Squatting: forget using your legs! Use your entire body instead.
If your job requires you to bend over and lift objects from the floor, you were probably warned before: “Don’t use your back! Use your legs!”. If you’ve been following this advice...well, you’re wrong! Sort of...Of course you have to use your legs but you should also use your back. Back, despite of frequent misinformation in the popular media, is a very strong, robust, and durable part of the body and trying not to use it when squatting and lifting weights will overload your knees and hips, and probably do you more harm than good. So let’s look at the proper mechanics of getting down to the floor (squatting) to reach for an object.
Begin standing (1), roll gently back towards the heels (2) but don’t let your upper back lean backwards (X). Shifting the weight back towards the heels energizes the entire back body, giving it more length.
Before you start losing balance, send your hips back (as if someone poked you in the crease of the hips) (3). At the same time allow the knees to bend as a response to sending the hips back.

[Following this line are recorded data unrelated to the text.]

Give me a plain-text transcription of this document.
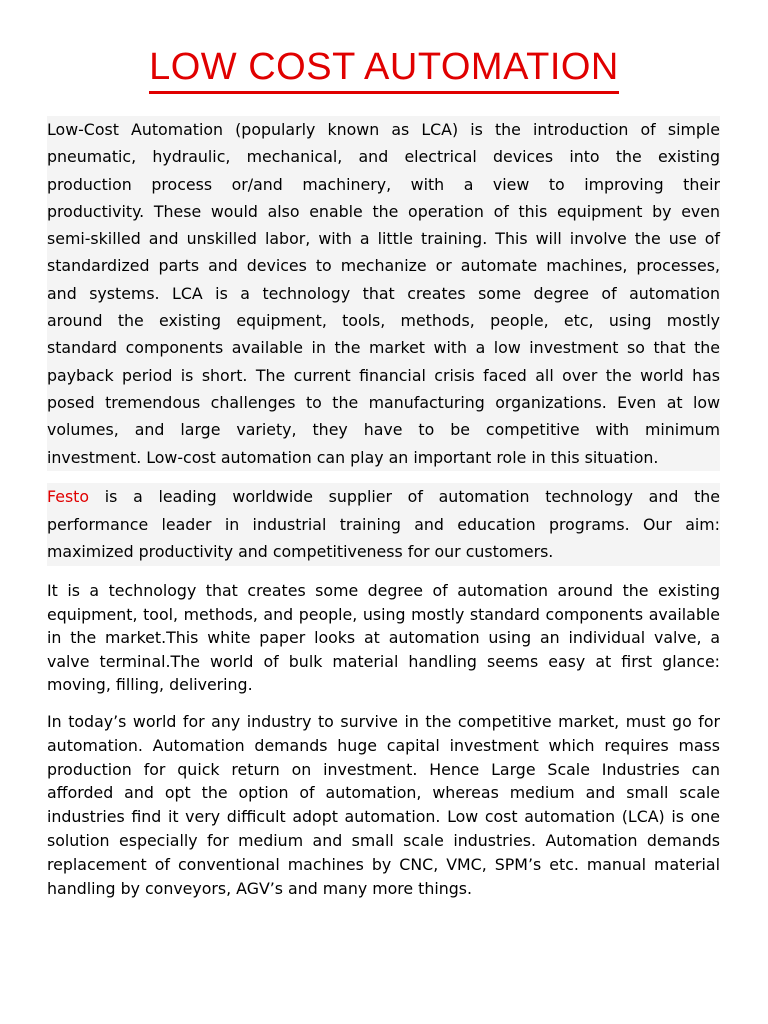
LOW COST AUTOMATION

Low-Cost Automation (popularly known as LCA) is the introduction of simple
pneumatic, hydraulic, mechanical, and electrical devices into the existing
production process or/and machinery, with a view to improving their
productivity. These would also enable the operation of this equipment by even
semi-skilled and unskilled labor, with a little training. This will involve the use of
standardized parts and devices to mechanize or automate machines, processes,
and systems. LCA is a technology that creates some degree of automation
around the existing equipment, tools, methods, people, etc, using mostly
standard components available in the market with a low investment so that the
payback period is short. The current financial crisis faced all over the world has
posed tremendous challenges to the manufacturing organizations. Even at low
volumes, and large variety, they have to be competitive with minimum
investment. Low-cost automation can play an important role in this situation.

Festo is a leading worldwide supplier of automation technology and the
performance leader in industrial training and education programs. Our aim:
maximized productivity and competitiveness for our customers.

It is a technology that creates some degree of automation around the existing equipment, tool, methods, and people, using mostly standard components available in the market.This white paper looks at automation using an individual valve, a valve terminal.The world of bulk material handling seems easy at first glance: moving, filling, delivering.

In today’s world for any industry to survive in the competitive market, must go for automation. Automation demands huge capital investment which requires mass production for quick return on investment. Hence Large Scale Industries can afforded and opt the option of automation, whereas medium and small scale industries find it very difficult adopt automation. Low cost automation (LCA) is one solution especially for medium and small scale industries. Automation demands replacement of conventional machines by CNC, VMC, SPM’s etc. manual material handling by conveyors, AGV’s and many more things.
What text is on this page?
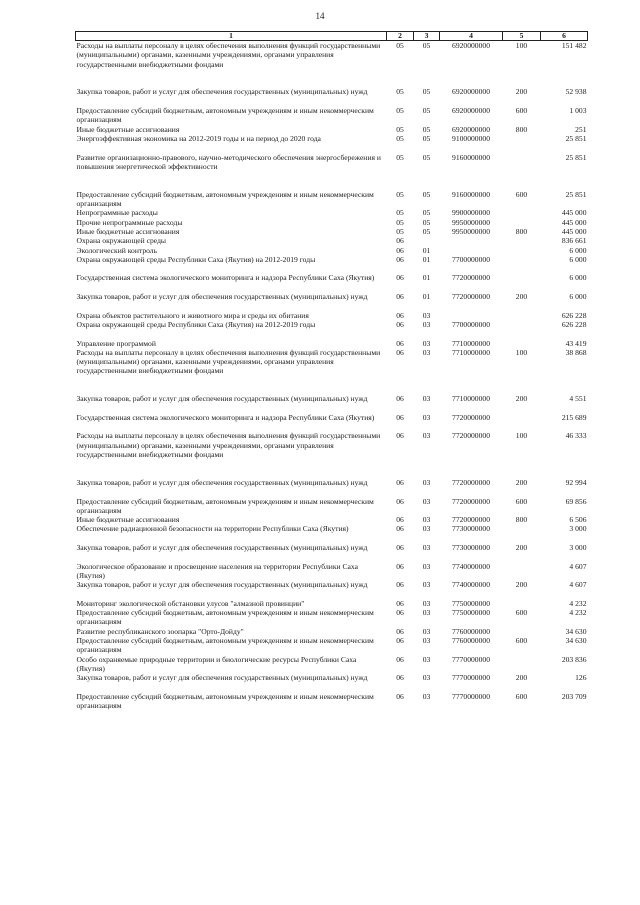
14
1	2	3	4	5	6
Расходы на выплаты персоналу в целях обеспечения выполнения функций государственными (муниципальными) органами, казенными учреждениями, органами управления государственными внебюджетными фондами	05	05	6920000000	100	151 482

Закупка товаров, работ и услуг для обеспечения государственных (муниципальных) нужд	05	05	6920000000	200	52 938
Предоставление субсидий бюджетным, автономным учреждениям и иным некоммерческим организациям	05	05	6920000000	600	1 003
Иные бюджетные ассигнования	05	05	6920000000	800	251
Энергоэффективная экономика на 2012-2019 годы и на период до 2020 года	05	05	9100000000		25 851

Развитие организационно-правового, научно-методического обеспечения энергосбережения и повышения энергетической эффективности	05	05	9160000000		25 851

Предоставление субсидий бюджетным, автономным учреждениям и иным некоммерческим организациям	05	05	9160000000	600	25 851
Непрограммные расходы	05	05	9900000000		445 000
Прочие непрограммные расходы	05	05	9950000000		445 000
Иные бюджетные ассигнования	05	05	9950000000	800	445 000
Охрана окружающей среды	06				836 661
Экологический контроль	06	01			6 000
Охрана окружающей среды Республики Саха (Якутия) на 2012-2019 годы	06	01	7700000000		6 000

Государственная система экологического мониторинга и надзора Республики Саха (Якутия)	06	01	7720000000		6 000
Закупка товаров, работ и услуг для обеспечения государственных (муниципальных) нужд	06	01	7720000000	200	6 000
Охрана объектов растительного и животного мира и среды их обитания	06	03			626 228
Охрана окружающей среды Республики Саха (Якутия) на 2012-2019 годы	06	03	7700000000		626 228

Управление программой	06	03	7710000000		43 419
Расходы на выплаты персоналу в целях обеспечения выполнения функций государственными (муниципальными) органами, казенными учреждениями, органами управления государственными внебюджетными фондами	06	03	7710000000	100	38 868

Закупка товаров, работ и услуг для обеспечения государственных (муниципальных) нужд	06	03	7710000000	200	4 551
Государственная система экологического мониторинга и надзора Республики Саха (Якутия)	06	03	7720000000		215 689
Расходы на выплаты персоналу в целях обеспечения выполнения функций государственными (муниципальными) органами, казенными учреждениями, органами управления государственными внебюджетными фондами	06	03	7720000000	100	46 333

Закупка товаров, работ и услуг для обеспечения государственных (муниципальных) нужд	06	03	7720000000	200	92 994
Предоставление субсидий бюджетным, автономным учреждениям и иным некоммерческим организациям	06	03	7720000000	600	69 856
Иные бюджетные ассигнования	06	03	7720000000	800	6 506
Обеспечение радиационной безопасности на территории Республики Саха (Якутия)	06	03	7730000000		3 000
Закупка товаров, работ и услуг для обеспечения государственных (муниципальных) нужд	06	03	7730000000	200	3 000
Экологическое образование и просвещение населения на территории Республики Саха (Якутия)	06	03	7740000000		4 607
Закупка товаров, работ и услуг для обеспечения государственных (муниципальных) нужд	06	03	7740000000	200	4 607
Мониторинг экологической обстановки улусов "алмазной провинции"	06	03	7750000000		4 232
Предоставление субсидий бюджетным, автономным учреждениям и иным некоммерческим организациям	06	03	7750000000	600	4 232
Развитие республиканского зоопарка "Орто-Дойду"	06	03	7760000000		34 630
Предоставление субсидий бюджетным, автономным учреждениям и иным некоммерческим организациям	06	03	7760000000	600	34 630
Особо охраняемые природные территории и биологические ресурсы Республики Саха (Якутия)	06	03	7770000000		203 836
Закупка товаров, работ и услуг для обеспечения государственных (муниципальных) нужд	06	03	7770000000	200	126
Предоставление субсидий бюджетным, автономным учреждениям и иным некоммерческим организациям	06	03	7770000000	600	203 709
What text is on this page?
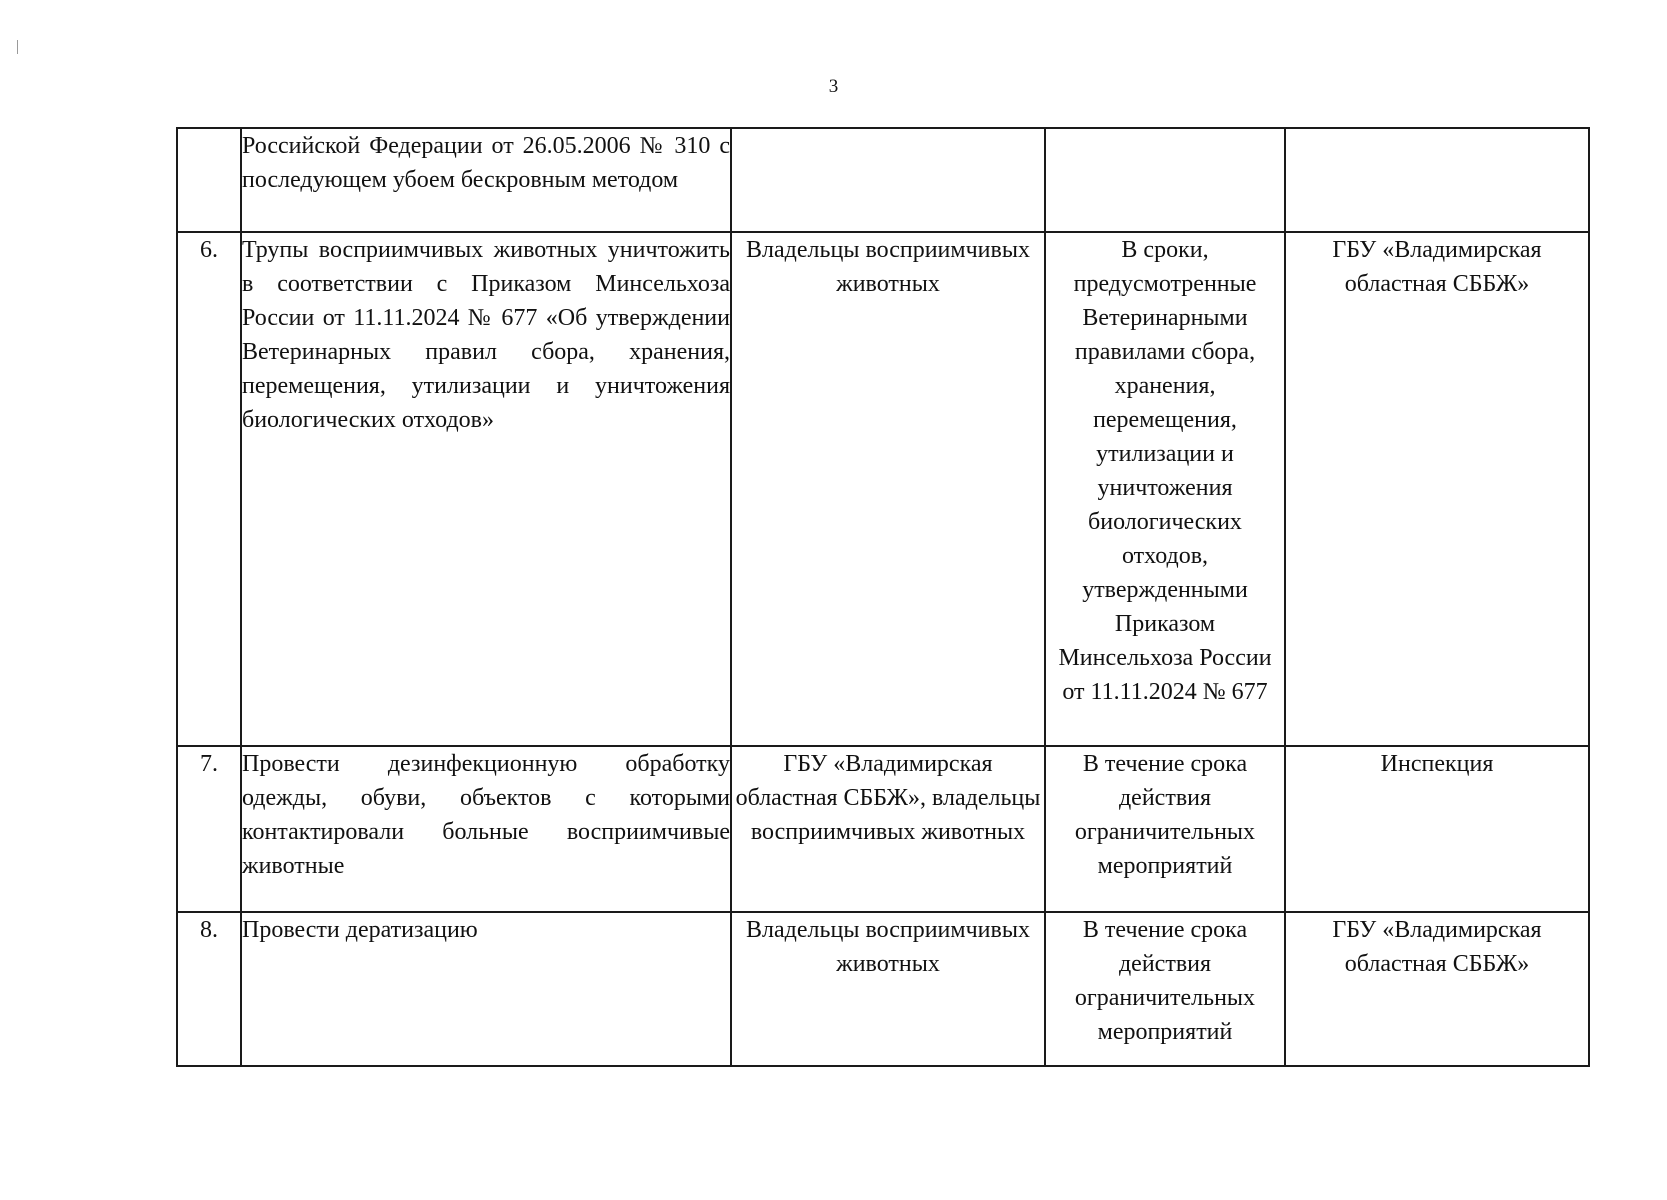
3
	Российской Федерации от 26.05.2006 № 310 с последующем убоем бескровным методом			
6.	Трупы восприимчивых животных уничтожить в соответствии с Приказом Минсельхоза России от 11.11.2024 № 677 «Об утверждении Ветеринарных правил сбора, хранения, перемещения, утилизации и уничтожения биологических отходов»	Владельцы восприимчивых животных	В сроки, предусмотренные Ветеринарными правилами сбора, хранения, перемещения, утилизации и уничтожения биологических отходов, утвержденными Приказом Минсельхоза России от 11.11.2024 № 677	ГБУ «Владимирская областная СББЖ»
7.	Провести дезинфекционную обработку одежды, обуви, объектов с которыми контактировали больные восприимчивые животные	ГБУ «Владимирская областная СББЖ», владельцы восприимчивых животных	В течение срока действия ограничительных мероприятий	Инспекция
8.	Провести дератизацию	Владельцы восприимчивых животных	В течение срока действия ограничительных мероприятий	ГБУ «Владимирская областная СББЖ»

While performing this movement, do not drop your head down as it will encourage forward curving (hunching) of the spine. You want to keep the length of the entire back intact from the top of the head to the sacrum during this action. This will ensure a proper postural tone in your back.
If you were to stop anywhere along the way, you would get to the position very often used in Alexander Technique, called “Monkey” or “Jockey”, depending on who your teacher is (4). By continuing to send the hips back, knees forward, and maintaining elongated spine, you are making your way down to the floor in a graceful, balanced fashion. If someone were to put a chair behind you, you would have just found an alternative way (very efficient and balanced one) to sit down. Try it next time!
As you go down in this fashion, eventually you will find yourself in the full squat with a target in front of you (target being whatever you were going to lift off the floor) (5). The important point here is that the entire process of squatting (moving through “Monkey”) should not involve bracing your muscles or “tightening your core” or any other unnecessarily engineered effort. Simply by repositioning body parts (by opposing actions of bending hips and knees), and maintaining length and width in the torso, the movement will be smooth, fluid, and using only the amount of effort it requires.
If you are picking up a box or something else off the floor, your way up will require more muscular effort to account for the extra weight being lifted. It should, however, follow the same path as squatting but in opposite direction.